Affixes and clitics - grambank/grambank GitHub Wiki

Many features are concerned with affixes and clitics. Both affixes and clitics are phonologically bound to a neighbouring element. The difference between affixes and clitics lies in the different types of items they can attach to:

  • Affixes combine with hosts belonging to just one grammatical category (e.g. only with nouns or only with verbs). Prefixes precede their host; suffixes follow their host.

  • Clitics may occur with different types of host categories (e.g. with a noun or with an adjective, depending on which comes last in the noun phrase). In practice, one could say that affixes mark individual words, while clitics mark whole phrases or even whole clauses. Proclitics precede their host constituent; enclitics follow their host constituent.

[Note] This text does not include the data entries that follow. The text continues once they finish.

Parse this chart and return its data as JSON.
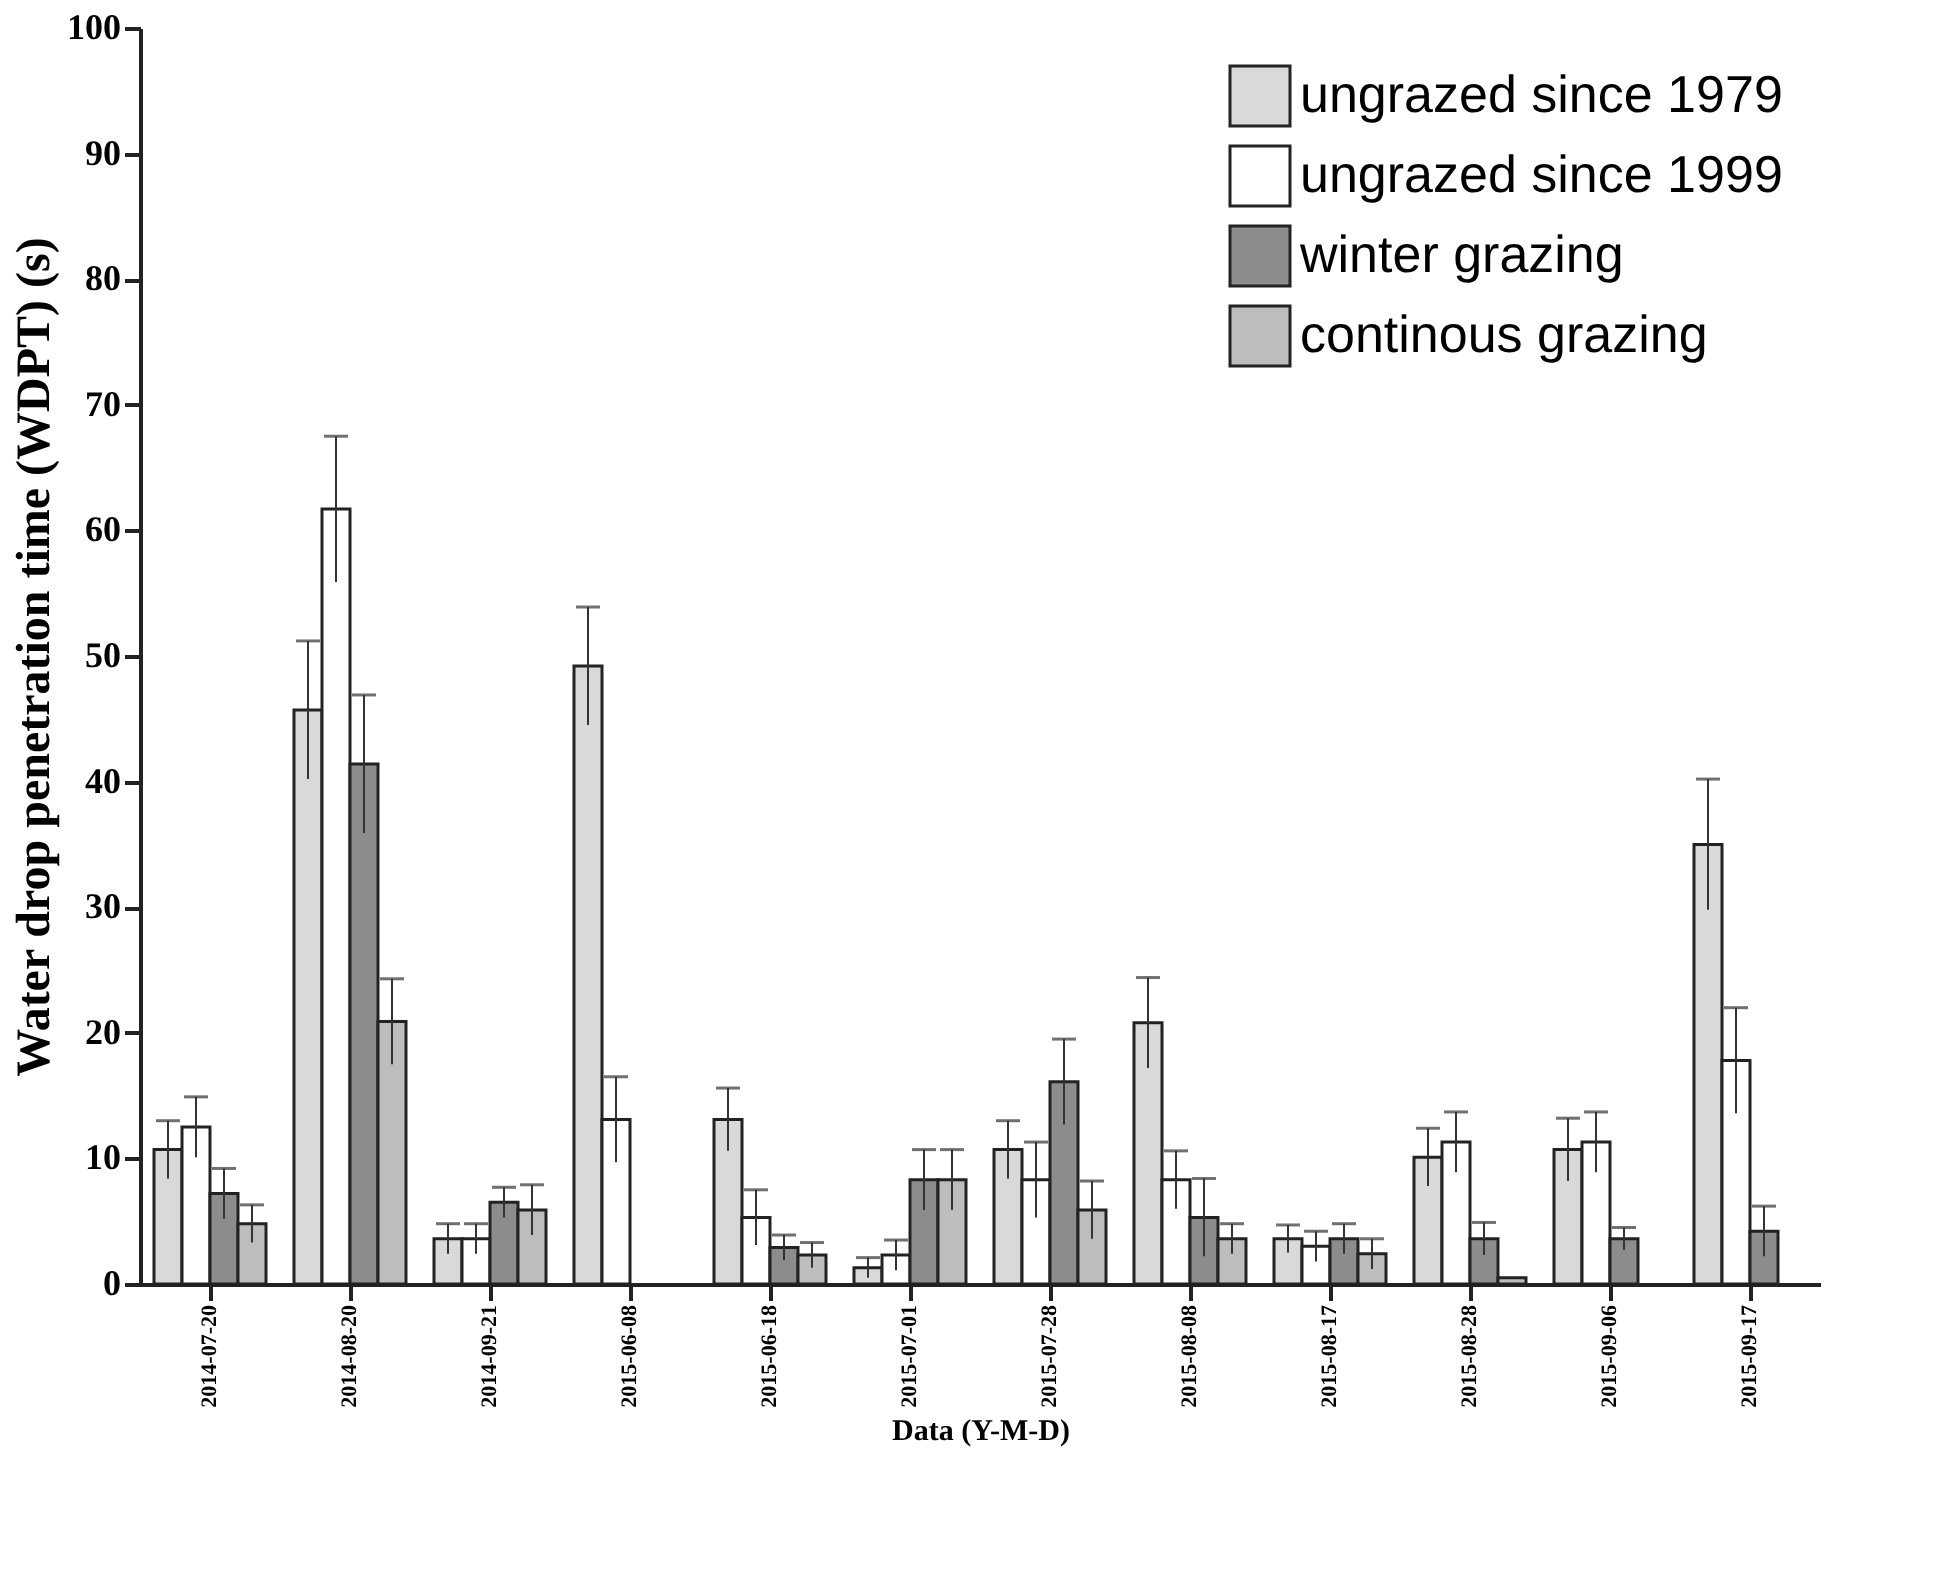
{
  "chart_data": {
    "type": "bar",
    "xlabel": "Data (Y-M-D)",
    "ylabel": "Water drop penetration time (WDPT) (s)",
    "categories": [
      "2014-07-20",
      "2014-08-20",
      "2014-09-21",
      "2015-06-08",
      "2015-06-18",
      "2015-07-01",
      "2015-07-28",
      "2015-08-08",
      "2015-08-17",
      "2015-08-28",
      "2015-09-06",
      "2015-09-17"
    ],
    "series": [
      {
        "name": "ungrazed since 1979",
        "color": "#d9d9d9",
        "values": [
          10.7,
          45.7,
          3.6,
          49.2,
          13.1,
          1.3,
          10.7,
          20.8,
          3.6,
          10.1,
          10.7,
          35.0
        ],
        "errors": [
          2.3,
          5.5,
          1.2,
          4.7,
          2.5,
          0.8,
          2.3,
          3.6,
          1.1,
          2.3,
          2.5,
          5.2
        ]
      },
      {
        "name": "ungrazed since 1999",
        "color": "#ffffff",
        "values": [
          12.5,
          61.7,
          3.6,
          13.1,
          5.3,
          2.3,
          8.3,
          8.3,
          3.0,
          11.3,
          11.3,
          17.8
        ],
        "errors": [
          2.4,
          5.8,
          1.2,
          3.4,
          2.2,
          1.2,
          3.0,
          2.3,
          1.2,
          2.4,
          2.4,
          4.2
        ]
      },
      {
        "name": "winter grazing",
        "color": "#8c8c8c",
        "values": [
          7.2,
          41.4,
          6.5,
          null,
          2.9,
          8.3,
          16.1,
          5.3,
          3.6,
          3.6,
          3.6,
          4.2
        ],
        "errors": [
          2.0,
          5.5,
          1.2,
          null,
          1.0,
          2.4,
          3.4,
          3.1,
          1.2,
          1.3,
          0.9,
          2.0
        ]
      },
      {
        "name": "continous grazing",
        "color": "#bdbdbd",
        "values": [
          4.8,
          20.9,
          5.9,
          null,
          2.3,
          8.3,
          5.9,
          3.6,
          2.4,
          0.5,
          null,
          null
        ],
        "errors": [
          1.5,
          3.4,
          2.0,
          null,
          1.0,
          2.4,
          2.3,
          1.2,
          1.2,
          null,
          null,
          null
        ]
      }
    ],
    "ylim": [
      0,
      100
    ],
    "yticks": [
      0,
      10,
      20,
      30,
      40,
      50,
      60,
      70,
      80,
      90,
      100
    ],
    "grid": false,
    "legend": "top right"
  }
}
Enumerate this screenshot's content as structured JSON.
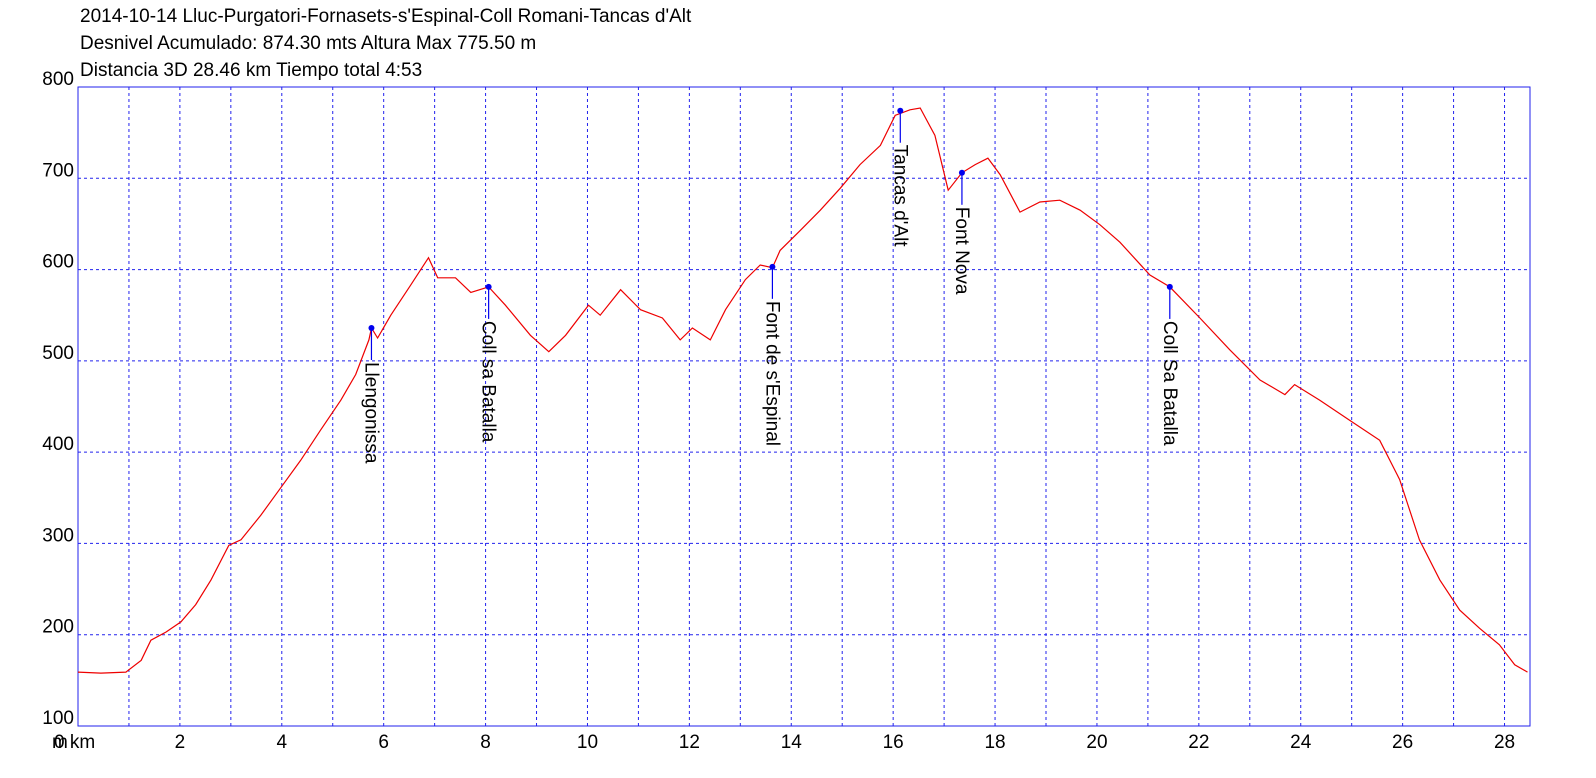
{
  "chart_data": {
    "type": "line",
    "title": "2014-10-14 Lluc-Purgatori-Fornasets-s'Espinal-Coll Romani-Tancas d'Alt",
    "subtitles": [
      "Desnivel Acumulado: 874.30 mts  Altura Max 775.50 m",
      "Distancia 3D 28.46 km  Tiempo total 4:53"
    ],
    "y_unit": "m",
    "xlim": [
      0,
      28.5
    ],
    "ylim": [
      100,
      800
    ],
    "xticks": [
      {
        "value": 0,
        "label": "0 km"
      },
      2,
      4,
      6,
      8,
      10,
      12,
      14,
      16,
      18,
      20,
      22,
      24,
      26,
      28
    ],
    "x_minor_ticks": [
      1,
      3,
      5,
      7,
      9,
      11,
      13,
      15,
      17,
      19,
      21,
      23,
      25,
      27
    ],
    "yticks": [
      100,
      200,
      300,
      400,
      500,
      600,
      700,
      800
    ],
    "grid": true,
    "frame_color": "#2222ee",
    "grid_color": "#2222ee",
    "x": [
      0,
      0.45,
      0.94,
      1.24,
      1.43,
      1.73,
      2.02,
      2.31,
      2.61,
      2.96,
      3.2,
      3.59,
      3.98,
      4.37,
      4.76,
      5.16,
      5.45,
      5.71,
      5.76,
      5.88,
      6.14,
      6.53,
      6.82,
      6.88,
      7.06,
      7.41,
      7.71,
      8.06,
      8.39,
      8.88,
      9.24,
      9.57,
      10.02,
      10.25,
      10.65,
      11.04,
      11.47,
      11.82,
      12.06,
      12.41,
      12.71,
      13.1,
      13.39,
      13.63,
      13.78,
      14.18,
      14.57,
      14.96,
      15.35,
      15.75,
      16.04,
      16.33,
      16.53,
      16.82,
      17.08,
      17.35,
      17.61,
      17.86,
      18.1,
      18.49,
      18.88,
      19.27,
      19.67,
      20.06,
      20.45,
      21.04,
      21.43,
      22.02,
      22.61,
      23.2,
      23.69,
      23.88,
      24.37,
      24.96,
      25.55,
      25.94,
      26.33,
      26.73,
      27.12,
      27.51,
      27.9,
      28.2,
      28.45
    ],
    "series": [
      {
        "color": "#ee0000",
        "values": [
          159,
          158,
          159,
          172,
          194,
          203,
          214,
          233,
          260,
          298,
          304,
          331,
          361,
          391,
          424,
          457,
          485,
          523,
          536,
          525,
          550,
          583,
          608,
          613,
          591,
          591,
          575,
          581,
          561,
          528,
          510,
          528,
          561,
          550,
          578,
          556,
          547,
          523,
          536,
          523,
          556,
          589,
          605,
          602,
          621,
          643,
          665,
          689,
          715,
          736,
          769,
          775,
          777,
          747,
          687,
          706,
          715,
          722,
          704,
          663,
          674,
          676,
          665,
          649,
          630,
          594,
          581,
          547,
          512,
          479,
          463,
          474,
          457,
          435,
          413,
          370,
          304,
          260,
          227,
          207,
          189,
          167,
          159
        ]
      }
    ],
    "annotations": [
      {
        "x": 5.76,
        "y": 536,
        "label": "Llengonissa"
      },
      {
        "x": 8.06,
        "y": 581,
        "label": "Coll sa Batalla"
      },
      {
        "x": 13.63,
        "y": 603,
        "label": "Font de s'Espinal"
      },
      {
        "x": 16.14,
        "y": 774,
        "label": "Tancas d'Alt"
      },
      {
        "x": 17.35,
        "y": 706,
        "label": "Font Nova"
      },
      {
        "x": 21.43,
        "y": 581,
        "label": "Coll Sa Batalla"
      }
    ],
    "annotation_color": "#0000ee"
  }
}
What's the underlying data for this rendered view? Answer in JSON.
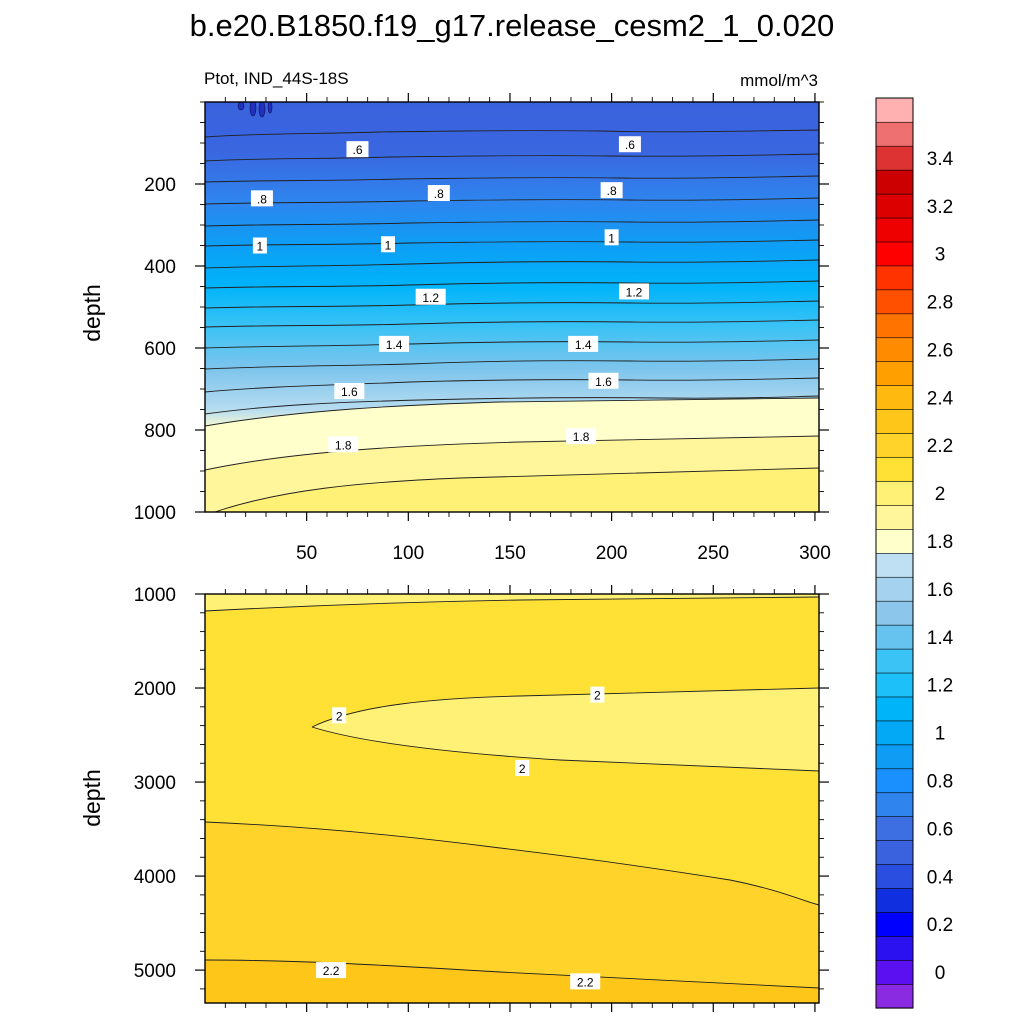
{
  "chart_data": {
    "type": "contour",
    "title": "b.e20.B1850.f19_g17.release_cesm2_1_0.020",
    "variable_label": "Ptot, IND_44S-18S",
    "units_label": "mmol/m^3",
    "x_label": "",
    "y_label": "depth",
    "xlim": [
      0,
      302
    ],
    "x_ticks": [
      50,
      100,
      150,
      200,
      250,
      300
    ],
    "panels": [
      {
        "name": "upper",
        "ylim": [
          0,
          1000
        ],
        "y_ticks": [
          200,
          400,
          600,
          800,
          1000
        ],
        "contour_labels": [
          {
            "text": ".6",
            "x": 75,
            "y": 115
          },
          {
            "text": ".6",
            "x": 209,
            "y": 103
          },
          {
            "text": ".8",
            "x": 28,
            "y": 235
          },
          {
            "text": ".8",
            "x": 115,
            "y": 222
          },
          {
            "text": ".8",
            "x": 200,
            "y": 215
          },
          {
            "text": "1",
            "x": 27,
            "y": 350
          },
          {
            "text": "1",
            "x": 90,
            "y": 347
          },
          {
            "text": "1",
            "x": 200,
            "y": 330
          },
          {
            "text": "1.2",
            "x": 111,
            "y": 475
          },
          {
            "text": "1.2",
            "x": 211,
            "y": 462
          },
          {
            "text": "1.4",
            "x": 93,
            "y": 590
          },
          {
            "text": "1.4",
            "x": 186,
            "y": 590
          },
          {
            "text": "1.6",
            "x": 71,
            "y": 705
          },
          {
            "text": "1.6",
            "x": 196,
            "y": 680
          },
          {
            "text": "1.8",
            "x": 68,
            "y": 835
          },
          {
            "text": "1.8",
            "x": 185,
            "y": 815
          }
        ]
      },
      {
        "name": "lower",
        "ylim": [
          1000,
          5350
        ],
        "y_ticks": [
          1000,
          2000,
          3000,
          4000,
          5000
        ],
        "contour_labels": [
          {
            "text": "2",
            "x": 66,
            "y": 2290
          },
          {
            "text": "2",
            "x": 193,
            "y": 2070
          },
          {
            "text": "2",
            "x": 156,
            "y": 2850
          },
          {
            "text": "2.2",
            "x": 62,
            "y": 5000
          },
          {
            "text": "2.2",
            "x": 187,
            "y": 5120
          }
        ]
      }
    ],
    "colorbar": {
      "levels": [
        -0.1,
        0,
        0.1,
        0.2,
        0.3,
        0.4,
        0.5,
        0.6,
        0.7,
        0.8,
        0.9,
        1.0,
        1.1,
        1.2,
        1.3,
        1.4,
        1.5,
        1.6,
        1.7,
        1.8,
        1.9,
        2.0,
        2.1,
        2.2,
        2.3,
        2.4,
        2.5,
        2.6,
        2.7,
        2.8,
        2.9,
        3.0,
        3.1,
        3.2,
        3.3,
        3.4,
        3.5,
        3.6
      ],
      "colors": [
        "#8a2be2",
        "#5a10f0",
        "#2b10f0",
        "#0000ff",
        "#1030e0",
        "#2a4ee0",
        "#3a62de",
        "#3d6fe2",
        "#2f84ee",
        "#1a90ff",
        "#0f9cf5",
        "#03a9f4",
        "#00b4fa",
        "#1ec0fa",
        "#3cc3f5",
        "#66c2ee",
        "#8cc6ea",
        "#a5d2ee",
        "#bee0f2",
        "#ffffcc",
        "#fff59a",
        "#fff176",
        "#ffe135",
        "#ffd32a",
        "#fec619",
        "#ffb90f",
        "#ffa000",
        "#ff8c00",
        "#ff7300",
        "#ff5000",
        "#ff3300",
        "#ff0000",
        "#ee0000",
        "#dd0000",
        "#cc0000",
        "#dd3333",
        "#ee7070",
        "#ffb0b0"
      ],
      "tick_labels": [
        "0",
        "0.2",
        "0.4",
        "0.6",
        "0.8",
        "1",
        "1.2",
        "1.4",
        "1.6",
        "1.8",
        "2",
        "2.2",
        "2.4",
        "2.6",
        "2.8",
        "3",
        "3.2",
        "3.4"
      ],
      "tick_values": [
        0,
        0.2,
        0.4,
        0.6,
        0.8,
        1.0,
        1.2,
        1.4,
        1.6,
        1.8,
        2.0,
        2.2,
        2.4,
        2.6,
        2.8,
        3.0,
        3.2,
        3.4
      ]
    }
  }
}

Many features in Grambank concern both affixes and clitics. The features on prepositions and postpositions are special in this regard: proclitics count as prepositions and enclitics count as postpositions. Since affixes generally mark individual words and not whole phrases, they do not count as adpositions.

Grambank counts the separate elements of circumfixes as affixes. If one of the elements of a circumfix precedes the host it attaches to, we treat it as a prefix. If one of the elements of a circumfix follows the host it attaches to, we treat it as a suffix.

Grambank does not count nonconcatenative morphology (e.g., ablaut) as affixation.